En ces temps de campagne électorale, nous débattons sur le rôle de l’Europe. Pour certains, l’Europe est la cause principale de notre désindustrialisation. Pour d’autres, il n’existe pas de solution à notre renaissance industrielle en dehors d’elle.
Commençons par les faits : aujourd’hui la France industrielle est tristement singulière en Europe. Grande dans notre imaginaire collectif, avec les centrales nucléaires, le TGV, les Airbus et Ariane, etc., notre industrie manufacturière ne pèse en fait que 10 % de notre création de richesse, très loin derrière la moyenne européenne de 15 %, sans mentionner les 16 % de l’Italie, les 12 % de la Belgique ou de l’Espagne, les 18 % de la Suisse (hors EU) et les 19 % de l’Allemagne. Depuis l’impasse d’une vision de l’« industrie sans usine », nous sommes en queue du peloton, au même niveau que la Grèce, et ne devançant en Europe que Malte, Chypre et le Luxembourg.
Si la France s’est grandement désindustrialisée, ce n’est pas le cas de toute l’Europe. Cette singularité porte, en elle, une première conséquence. Puisque tous les pays de l’Union européenne (UE), grands ou moyens, et même certains « petits », disposent d’une part manufacturière dans leur création de richesse au moins 20 % supérieure à la nôtre, il est vain de blâmer le cadre européen.
Rétablir une compétition « loyale »
En termes directs, la France doit « balayer devant sa porte » et commencer par remettre à l’endroit ce que quarante ans de désindustrialisation en France ont « mis à l’envers ». Si la France souhaite peser, qu’il s’agisse de souveraineté économique, d’industrie verte ou d’équilibre commercial, elle doit assumer une ambition industrielle nationale et une compétitivité intra-européenne. Nous n’avons pas d’autre choix.
Mais l’histoire ne s’arrête pas là. Les exigences de notre modèle social européen, l’accroissement de nos ambitions environnementales et surtout un contexte nouveau d’énergie chère depuis la guerre en Ukraine ne sont plus compatibles avec les pratiques antérieures de commerce international.

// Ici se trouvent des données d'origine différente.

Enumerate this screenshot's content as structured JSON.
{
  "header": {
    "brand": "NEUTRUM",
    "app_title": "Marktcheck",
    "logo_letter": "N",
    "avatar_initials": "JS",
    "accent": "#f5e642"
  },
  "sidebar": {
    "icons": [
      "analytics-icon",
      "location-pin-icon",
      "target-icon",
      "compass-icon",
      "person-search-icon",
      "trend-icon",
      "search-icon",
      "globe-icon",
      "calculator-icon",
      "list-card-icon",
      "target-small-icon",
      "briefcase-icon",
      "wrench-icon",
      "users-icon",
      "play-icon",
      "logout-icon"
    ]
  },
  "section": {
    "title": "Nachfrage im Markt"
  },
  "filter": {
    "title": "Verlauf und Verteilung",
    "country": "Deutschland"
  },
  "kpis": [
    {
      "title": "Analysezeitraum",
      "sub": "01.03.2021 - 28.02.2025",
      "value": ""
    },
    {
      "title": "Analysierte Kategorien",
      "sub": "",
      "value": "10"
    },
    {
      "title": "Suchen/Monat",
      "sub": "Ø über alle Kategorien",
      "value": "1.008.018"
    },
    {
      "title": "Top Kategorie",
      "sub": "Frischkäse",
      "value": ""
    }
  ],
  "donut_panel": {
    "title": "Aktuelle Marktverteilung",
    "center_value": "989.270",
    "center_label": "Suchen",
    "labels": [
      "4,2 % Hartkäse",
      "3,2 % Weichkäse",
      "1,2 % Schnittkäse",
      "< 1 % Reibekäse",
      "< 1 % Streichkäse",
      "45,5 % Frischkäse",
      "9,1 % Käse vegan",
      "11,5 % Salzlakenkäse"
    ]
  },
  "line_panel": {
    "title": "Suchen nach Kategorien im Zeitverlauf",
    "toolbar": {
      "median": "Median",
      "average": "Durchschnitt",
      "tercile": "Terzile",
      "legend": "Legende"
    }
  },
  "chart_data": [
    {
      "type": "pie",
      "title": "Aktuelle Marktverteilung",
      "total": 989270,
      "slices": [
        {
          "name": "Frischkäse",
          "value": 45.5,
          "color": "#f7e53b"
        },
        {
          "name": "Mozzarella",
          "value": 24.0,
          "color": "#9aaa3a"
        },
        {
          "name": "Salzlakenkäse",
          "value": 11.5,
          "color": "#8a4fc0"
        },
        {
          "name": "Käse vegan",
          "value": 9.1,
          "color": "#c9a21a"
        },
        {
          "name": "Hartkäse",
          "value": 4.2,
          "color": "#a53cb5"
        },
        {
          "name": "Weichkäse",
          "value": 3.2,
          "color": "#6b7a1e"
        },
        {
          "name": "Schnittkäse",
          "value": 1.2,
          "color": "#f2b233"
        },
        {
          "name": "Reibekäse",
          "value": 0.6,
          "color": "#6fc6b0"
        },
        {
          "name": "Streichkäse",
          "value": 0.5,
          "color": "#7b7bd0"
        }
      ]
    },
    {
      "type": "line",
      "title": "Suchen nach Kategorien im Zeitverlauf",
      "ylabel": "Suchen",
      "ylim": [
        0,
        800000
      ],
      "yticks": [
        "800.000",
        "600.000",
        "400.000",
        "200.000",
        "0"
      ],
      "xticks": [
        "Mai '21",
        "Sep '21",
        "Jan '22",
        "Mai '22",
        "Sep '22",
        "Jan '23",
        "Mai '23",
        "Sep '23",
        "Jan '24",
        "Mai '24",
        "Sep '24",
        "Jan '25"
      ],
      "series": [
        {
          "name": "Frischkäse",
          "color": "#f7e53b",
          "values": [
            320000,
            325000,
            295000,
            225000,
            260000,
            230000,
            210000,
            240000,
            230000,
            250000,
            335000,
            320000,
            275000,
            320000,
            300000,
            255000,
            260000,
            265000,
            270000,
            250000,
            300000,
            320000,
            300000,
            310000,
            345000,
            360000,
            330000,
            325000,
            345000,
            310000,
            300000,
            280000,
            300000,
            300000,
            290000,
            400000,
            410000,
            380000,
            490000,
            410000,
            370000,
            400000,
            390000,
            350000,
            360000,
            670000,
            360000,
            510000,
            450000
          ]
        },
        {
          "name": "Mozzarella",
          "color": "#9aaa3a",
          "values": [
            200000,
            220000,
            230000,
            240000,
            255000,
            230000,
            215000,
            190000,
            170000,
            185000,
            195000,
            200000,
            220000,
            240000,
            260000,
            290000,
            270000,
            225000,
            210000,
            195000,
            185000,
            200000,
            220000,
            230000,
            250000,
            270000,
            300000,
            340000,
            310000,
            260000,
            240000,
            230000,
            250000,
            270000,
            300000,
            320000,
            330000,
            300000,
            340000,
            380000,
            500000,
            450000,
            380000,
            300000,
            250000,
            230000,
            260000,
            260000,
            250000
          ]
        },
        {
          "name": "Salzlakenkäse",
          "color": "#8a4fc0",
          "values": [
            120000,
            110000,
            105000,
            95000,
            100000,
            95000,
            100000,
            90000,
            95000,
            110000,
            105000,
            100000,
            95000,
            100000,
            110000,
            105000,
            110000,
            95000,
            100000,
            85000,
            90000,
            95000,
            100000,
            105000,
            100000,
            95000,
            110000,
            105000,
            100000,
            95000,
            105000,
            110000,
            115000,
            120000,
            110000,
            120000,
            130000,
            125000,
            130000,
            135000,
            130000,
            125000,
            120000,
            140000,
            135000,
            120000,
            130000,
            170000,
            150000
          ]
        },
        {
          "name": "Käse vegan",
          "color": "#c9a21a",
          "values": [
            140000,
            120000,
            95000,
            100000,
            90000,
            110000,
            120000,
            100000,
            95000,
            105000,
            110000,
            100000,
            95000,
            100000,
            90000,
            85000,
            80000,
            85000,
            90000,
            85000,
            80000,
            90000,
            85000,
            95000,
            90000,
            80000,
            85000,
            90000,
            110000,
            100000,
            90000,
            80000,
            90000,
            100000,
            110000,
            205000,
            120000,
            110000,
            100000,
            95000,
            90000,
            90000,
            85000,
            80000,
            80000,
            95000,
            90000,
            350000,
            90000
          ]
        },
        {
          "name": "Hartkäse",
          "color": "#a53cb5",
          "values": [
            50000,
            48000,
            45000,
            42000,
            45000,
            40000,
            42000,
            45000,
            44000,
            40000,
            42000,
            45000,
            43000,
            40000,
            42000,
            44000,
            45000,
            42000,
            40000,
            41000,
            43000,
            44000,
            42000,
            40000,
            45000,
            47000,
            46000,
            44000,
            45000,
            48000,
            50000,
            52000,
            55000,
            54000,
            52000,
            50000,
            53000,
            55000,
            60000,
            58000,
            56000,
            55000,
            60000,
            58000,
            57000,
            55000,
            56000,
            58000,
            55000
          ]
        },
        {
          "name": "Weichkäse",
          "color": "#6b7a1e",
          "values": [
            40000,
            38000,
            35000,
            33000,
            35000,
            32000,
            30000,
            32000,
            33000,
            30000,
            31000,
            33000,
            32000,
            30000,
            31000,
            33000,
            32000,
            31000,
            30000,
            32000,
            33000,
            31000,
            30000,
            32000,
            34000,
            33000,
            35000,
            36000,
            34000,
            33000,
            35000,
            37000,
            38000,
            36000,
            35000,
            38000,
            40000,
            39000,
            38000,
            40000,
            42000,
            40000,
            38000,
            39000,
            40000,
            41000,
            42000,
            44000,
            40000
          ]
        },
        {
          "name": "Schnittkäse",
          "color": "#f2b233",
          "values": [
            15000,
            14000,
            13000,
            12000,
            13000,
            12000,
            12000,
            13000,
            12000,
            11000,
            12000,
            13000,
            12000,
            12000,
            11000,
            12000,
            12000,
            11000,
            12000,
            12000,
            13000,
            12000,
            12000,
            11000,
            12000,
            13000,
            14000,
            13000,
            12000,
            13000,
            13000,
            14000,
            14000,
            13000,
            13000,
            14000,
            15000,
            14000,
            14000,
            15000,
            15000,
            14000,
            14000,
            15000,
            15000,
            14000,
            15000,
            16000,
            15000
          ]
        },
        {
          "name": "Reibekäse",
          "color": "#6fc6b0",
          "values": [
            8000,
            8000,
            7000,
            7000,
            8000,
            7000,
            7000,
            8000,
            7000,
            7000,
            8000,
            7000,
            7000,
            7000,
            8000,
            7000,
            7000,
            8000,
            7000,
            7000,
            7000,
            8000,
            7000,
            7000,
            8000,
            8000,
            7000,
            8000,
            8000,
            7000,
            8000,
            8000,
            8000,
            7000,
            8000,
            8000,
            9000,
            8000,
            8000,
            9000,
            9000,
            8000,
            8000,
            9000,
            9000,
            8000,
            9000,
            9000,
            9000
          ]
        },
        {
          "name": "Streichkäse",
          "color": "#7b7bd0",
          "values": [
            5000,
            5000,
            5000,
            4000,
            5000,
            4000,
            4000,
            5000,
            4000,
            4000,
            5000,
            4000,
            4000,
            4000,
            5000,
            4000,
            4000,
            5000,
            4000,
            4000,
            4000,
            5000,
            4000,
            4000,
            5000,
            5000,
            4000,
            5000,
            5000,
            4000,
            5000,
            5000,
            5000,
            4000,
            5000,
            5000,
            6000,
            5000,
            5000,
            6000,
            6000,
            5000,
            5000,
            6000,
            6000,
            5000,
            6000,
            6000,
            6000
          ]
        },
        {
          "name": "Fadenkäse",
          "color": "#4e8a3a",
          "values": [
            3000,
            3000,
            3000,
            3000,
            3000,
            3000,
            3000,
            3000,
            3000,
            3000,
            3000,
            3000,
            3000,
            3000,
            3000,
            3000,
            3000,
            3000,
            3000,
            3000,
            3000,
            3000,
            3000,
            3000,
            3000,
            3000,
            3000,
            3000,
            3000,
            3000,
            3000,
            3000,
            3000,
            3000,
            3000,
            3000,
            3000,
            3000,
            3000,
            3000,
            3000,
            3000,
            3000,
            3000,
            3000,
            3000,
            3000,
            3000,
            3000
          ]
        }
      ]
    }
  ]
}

L’industrie européenne peut être compétitive, à condition que la compétition soit loyale. Or elle ne l’est pas. Et, pour aggraver la situation, nous n’utilisons que peu ou pas les seules armes à notre disposition : les droits antidumping ou les mesures de sauvegarde.
Aussi pour rétablir une compétition « loyale », nous devons réintroduire des règles au commerce international. Et le marché européen, avec ses 18 % du produit intérieur brut (PIB) mondial, sa position de numéro un dans le commerce international avant les Etats-Unis d’Amérique, constitue le seul véritable levier, avec lequel la France ne peut rivaliser en représentant seulement 3 % du PIB mondial.